Per questo l’invito di Netanyahu agli ebrei a lasciare l’Europa è un grande errore. Gli ebrei, che di questa cultura sono, a torto o a ragione, il simbolo, dovrebbero lasciare le loro radici europee, abbandonare per paura i loro concittadini, arroccarsi in Israele considerando tutto il resto del mondo un nemico? Dovremmo proprio dargliela vinta così, ai nostri nemici? E che dobbiamo dire a quanti, nello sterminio dell’intero popolo ebraico, hanno combattuto a fianco degli inglesi nella brigata ebraica, a fianco dei partigiani nella Resistenza in tanta parte d’Europa? È questo il modo di ricompensare i tanti giusti che hanno messo a rischio la loro vita per salvare gli ebrei, per salvare i tutsi, per salvare i bosniaci? Guardare solo agli atti di viltà, che sono certo stati tanti, e chiudere gli occhi di fronte a quelli di coraggio?

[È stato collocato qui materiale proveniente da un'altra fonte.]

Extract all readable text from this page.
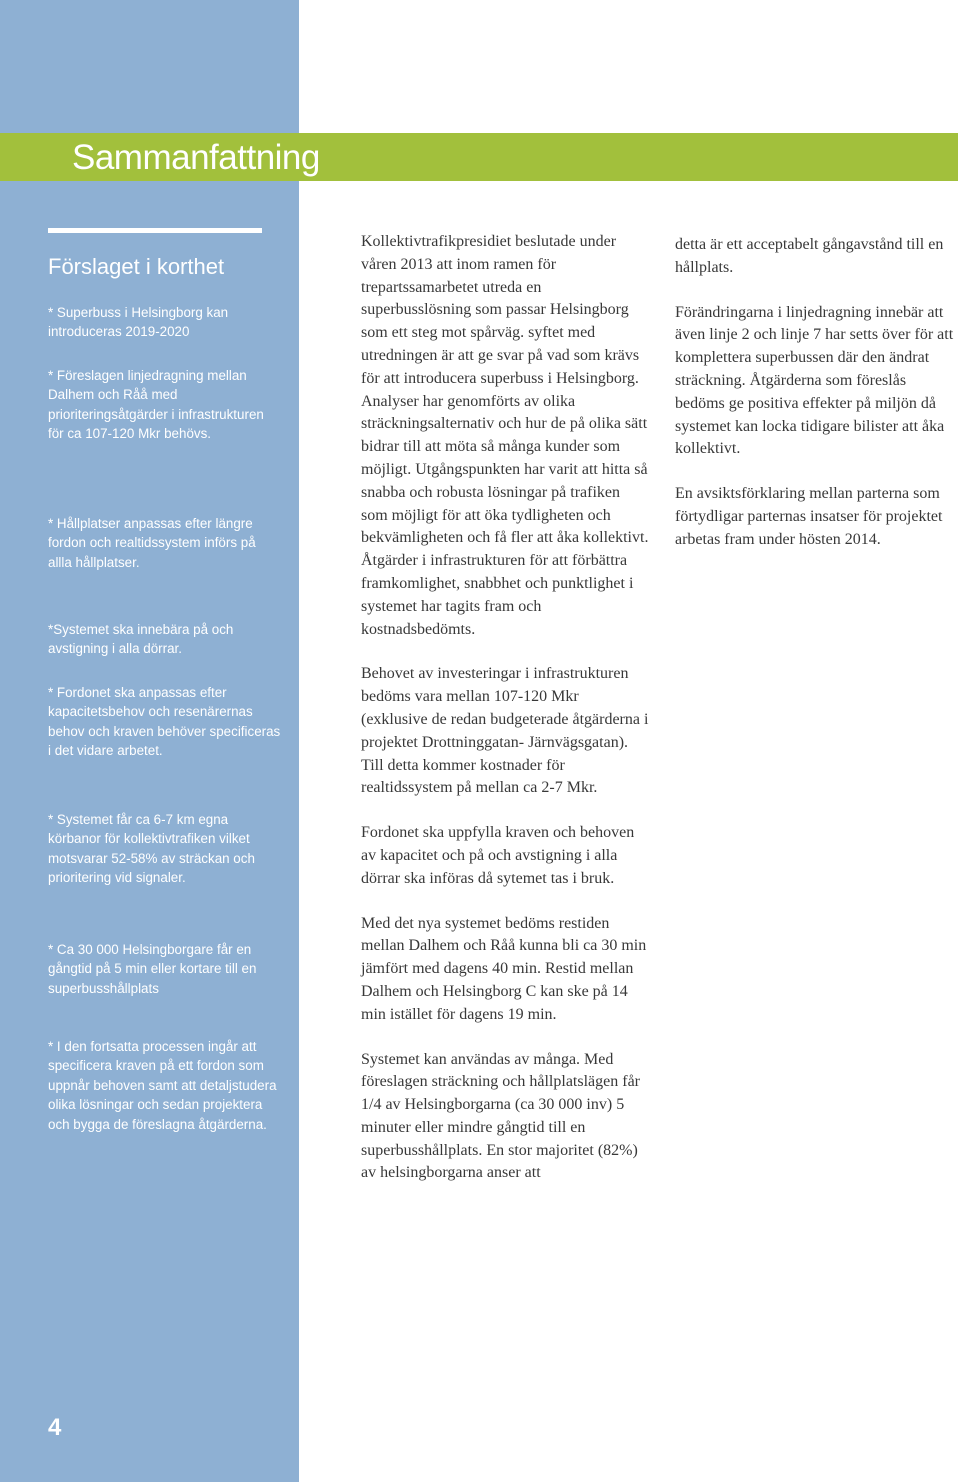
Sammanfattning
Förslaget i korthet

* Superbuss i Helsingborg kan introduceras 2019-2020

* Föreslagen linjedragning mellan Dalhem och Råå med prioriteringsåtgärder i infrastrukturen för ca 107-120 Mkr behövs.

* Hållplatser anpassas efter längre fordon och realtidssystem införs på allla hållplatser.

*Systemet ska innebära på och avstigning i alla dörrar.

* Fordonet ska anpassas efter kapacitetsbehov och resenärernas behov och kraven behöver specificeras i det vidare arbetet.

* Systemet får ca 6-7 km egna körbanor för kollektivtrafiken vilket motsvarar 52-58% av sträckan och prioritering vid signaler.

* Ca 30 000 Helsingborgare får en gångtid på 5 min eller kortare till en superbusshållplats

* I den fortsatta processen ingår att specificera kraven på ett fordon som uppnår behoven samt att detaljstudera olika lösningar och sedan projektera och bygga de föreslagna åtgärderna.

Kollektivtrafikpresidiet beslutade under våren 2013 att inom ramen för trepartssamarbetet utreda en superbusslösning som passar Helsingborg som ett steg mot spårväg. syftet med utredningen är att ge svar på vad som krävs för att introducera superbuss i Helsingborg. Analyser har genomförts av olika sträckningsalternativ och hur de på olika sätt bidrar till att möta så många kunder som möjligt. Utgångspunkten har varit att hitta så snabba och robusta lösningar på trafiken som möjligt för att öka tydligheten och bekvämligheten och få fler att åka kollektivt. Åtgärder i infrastrukturen för att förbättra framkomlighet, snabbhet och punktlighet i systemet har tagits fram och kostnadsbedömts.

Behovet av investeringar i infrastrukturen bedöms vara mellan 107-120 Mkr (exklusive de redan budgeterade åtgärderna i projektet Drottninggatan- Järnvägsgatan). Till detta kommer kostnader för realtidssystem på mellan ca 2-7 Mkr.

Fordonet ska uppfylla kraven och behoven av kapacitet och på och avstigning i alla dörrar ska införas då sytemet tas i bruk.

Med det nya systemet bedöms restiden mellan Dalhem och Råå kunna bli ca 30 min jämfört med dagens 40 min. Restid mellan Dalhem och Helsingborg C kan ske på 14 min istället för dagens 19 min.

Systemet kan användas av många. Med föreslagen sträckning och hållplatslägen får 1/4 av Helsingborgarna (ca 30 000 inv) 5 minuter eller mindre gångtid till en superbusshållplats. En stor majoritet (82%) av helsingborgarna anser att

detta är ett acceptabelt gångavstånd till en hållplats.

Förändringarna i linjedragning innebär att även linje 2 och linje 7 har setts över för att komplettera superbussen där den ändrat sträckning. Åtgärderna som föreslås bedöms ge positiva effekter på miljön då systemet kan locka tidigare bilister att åka kollektivt.

En avsiktsförklaring mellan parterna som förtydligar parternas insatser för projektet arbetas fram under hösten 2014.

4
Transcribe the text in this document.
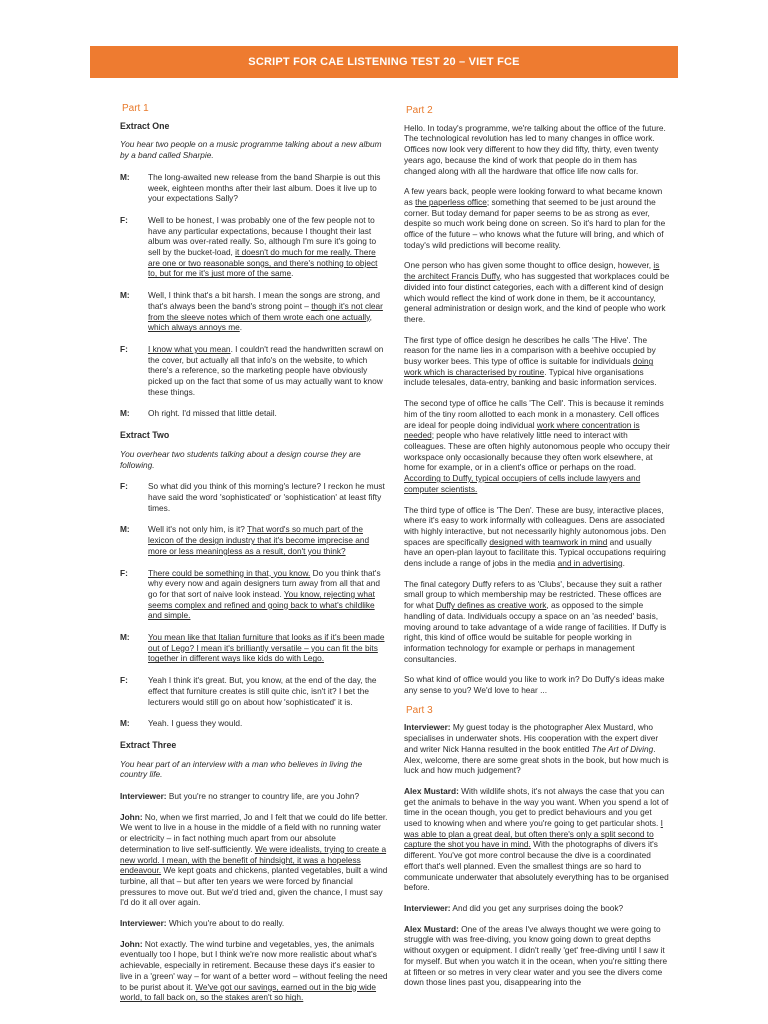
SCRIPT FOR CAE LISTENING TEST 20 – VIET FCE
Part 1
Extract One
You hear two people on a music programme talking about a new album by a band called Sharpie.
M:	The long-awaited new release from the band Sharpie is out this week, eighteen months after their last album. Does it live up to your expectations Sally?
F:	Well to be honest, I was probably one of the few people not to have any particular expectations, because I thought their last album was over-rated really. So, although I'm sure it's going to sell by the bucket-load, it doesn't do much for me really. There are one or two reasonable songs, and there's nothing to object to, but for me it's just more of the same.
M:	Well, I think that's a bit harsh. I mean the songs are strong, and that's always been the band's strong point – though it's not clear from the sleeve notes which of them wrote each one actually, which always annoys me.
F:	I know what you mean. I couldn't read the handwritten scrawl on the cover, but actually all that info's on the website, to which there's a reference, so the marketing people have obviously picked up on the fact that some of us may actually want to know these things.
M:	Oh right. I'd missed that little detail.
Extract Two
You overhear two students talking about a design course they are following.
F:	So what did you think of this morning's lecture? I reckon he must have said the word 'sophisticated' or 'sophistication' at least fifty times.
M:	Well it's not only him, is it? That word's so much part of the lexicon of the design industry that it's become imprecise and more or less meaningless as a result, don't you think?
F:	There could be something in that, you know. Do you think that's why every now and again designers turn away from all that and go for that sort of naive look instead. You know, rejecting what seems complex and refined and going back to what's childlike and simple.
M:	You mean like that Italian furniture that looks as if it's been made out of Lego? I mean it's brilliantly versatile – you can fit the bits together in different ways like kids do with Lego.
F:	Yeah I think it's great. But, you know, at the end of the day, the effect that furniture creates is still quite chic, isn't it? I bet the lecturers would still go on about how 'sophisticated' it is.
M:	Yeah. I guess they would.
Extract Three
You hear part of an interview with a man who believes in living the country life.
Interviewer: But you're no stranger to country life, are you John?
John: No, when we first married, Jo and I felt that we could do life better. We went to live in a house in the middle of a field with no running water or electricity – in fact nothing much apart from our absolute determination to live self-sufficiently. We were idealists, trying to create a new world. I mean, with the benefit of hindsight, it was a hopeless endeavour. We kept goats and chickens, planted vegetables, built a wind turbine, all that – but after ten years we were forced by financial pressures to move out. But we'd tried and, given the chance, I must say I'd do it all over again.
Interviewer: Which you're about to do really.
John: Not exactly. The wind turbine and vegetables, yes, the animals eventually too I hope, but I think we're now more realistic about what's achievable, especially in retirement. Because these days it's easier to live in a 'green' way – for want of a better word – without feeling the need to be purist about it. We've got our savings, earned out in the big wide world, to fall back on, so the stakes aren't so high.
Part 2
Hello. In today's programme, we're talking about the office of the future. The technological revolution has led to many changes in office work. Offices now look very different to how they did fifty, thirty, even twenty years ago, because the kind of work that people do in them has changed along with all the hardware that office life now calls for.
A few years back, people were looking forward to what became known as the paperless office; something that seemed to be just around the corner. But today demand for paper seems to be as strong as ever, despite so much work being done on screen. So it's hard to plan for the office of the future – who knows what the future will bring, and which of today's wild predictions will become reality.
One person who has given some thought to office design, however, is the architect Francis Duffy, who has suggested that workplaces could be divided into four distinct categories, each with a different kind of design which would reflect the kind of work done in them, be it accountancy, general administration or design work, and the kind of people who work there.
The first type of office design he describes he calls 'The Hive'. The reason for the name lies in a comparison with a beehive occupied by busy worker bees. This type of office is suitable for individuals doing work which is characterised by routine. Typical hive organisations include telesales, data-entry, banking and basic information services.
The second type of office he calls 'The Cell'. This is because it reminds him of the tiny room allotted to each monk in a monastery. Cell offices are ideal for people doing individual work where concentration is needed; people who have relatively little need to interact with colleagues. These are often highly autonomous people who occupy their workspace only occasionally because they often work elsewhere, at home for example, or in a client's office or perhaps on the road. According to Duffy, typical occupiers of cells include lawyers and computer scientists.
The third type of office is 'The Den'. These are busy, interactive places, where it's easy to work informally with colleagues. Dens are associated with highly interactive, but not necessarily highly autonomous jobs. Den spaces are specifically designed with teamwork in mind and usually have an open-plan layout to facilitate this. Typical occupations requiring dens include a range of jobs in the media and in advertising.
The final category Duffy refers to as 'Clubs', because they suit a rather small group to which membership may be restricted. These offices are for what Duffy defines as creative work, as opposed to the simple handling of data. Individuals occupy a space on an 'as needed' basis, moving around to take advantage of a wide range of facilities. If Duffy is right, this kind of office would be suitable for people working in information technology for example or perhaps in management consultancies.
So what kind of office would you like to work in? Do Duffy's ideas make any sense to you? We'd love to hear ...
Part 3
Interviewer: My guest today is the photographer Alex Mustard, who specialises in underwater shots. His cooperation with the expert diver and writer Nick Hanna resulted in the book entitled The Art of Diving. Alex, welcome, there are some great shots in the book, but how much is luck and how much judgement?
Alex Mustard: With wildlife shots, it's not always the case that you can get the animals to behave in the way you want. When you spend a lot of time in the ocean though, you get to predict behaviours and you get used to knowing when and where you're going to get particular shots. I was able to plan a great deal, but often there's only a split second to capture the shot you have in mind. With the photographs of divers it's different. You've got more control because the dive is a coordinated effort that's well planned. Even the smallest things are so hard to communicate underwater that absolutely everything has to be organised before.
Interviewer: And did you get any surprises doing the book?
Alex Mustard: One of the areas I've always thought we were going to struggle with was free-diving, you know going down to great depths without oxygen or equipment. I didn't really 'get' free-diving until I saw it for myself. But when you watch it in the ocean, when you're sitting there at fifteen or so metres in very clear water and you see the divers come down those lines past you, disappearing into the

Oggi, di fronte a quanto succede, gli ebrei europei dovrebbero sentirsi più che mai ebrei della Diaspora. Dovrebbero scendere in piazza a ricordare i non ebrei che hanno combattuto con loro. La barbarie che ci stringe da presso non è invincibile, ma ha bisogno che si sia uniti.
Propongo che il 6 marzo, giorno in cui in tutta Europa si ricorderanno i giusti del passato, si ricordino anche quelli dei giorni appena trascorsi, quelli che hanno aiutato gli ebrei a Parigi, quelli che sono morti per fermare i terroristi, i poliziotti feriti a Copenaghen. Perché la barbarie dell’Is va combattuta restando fermi al nostro posto, insieme.
L’Osservatore Romano, 21 febbraio 2015.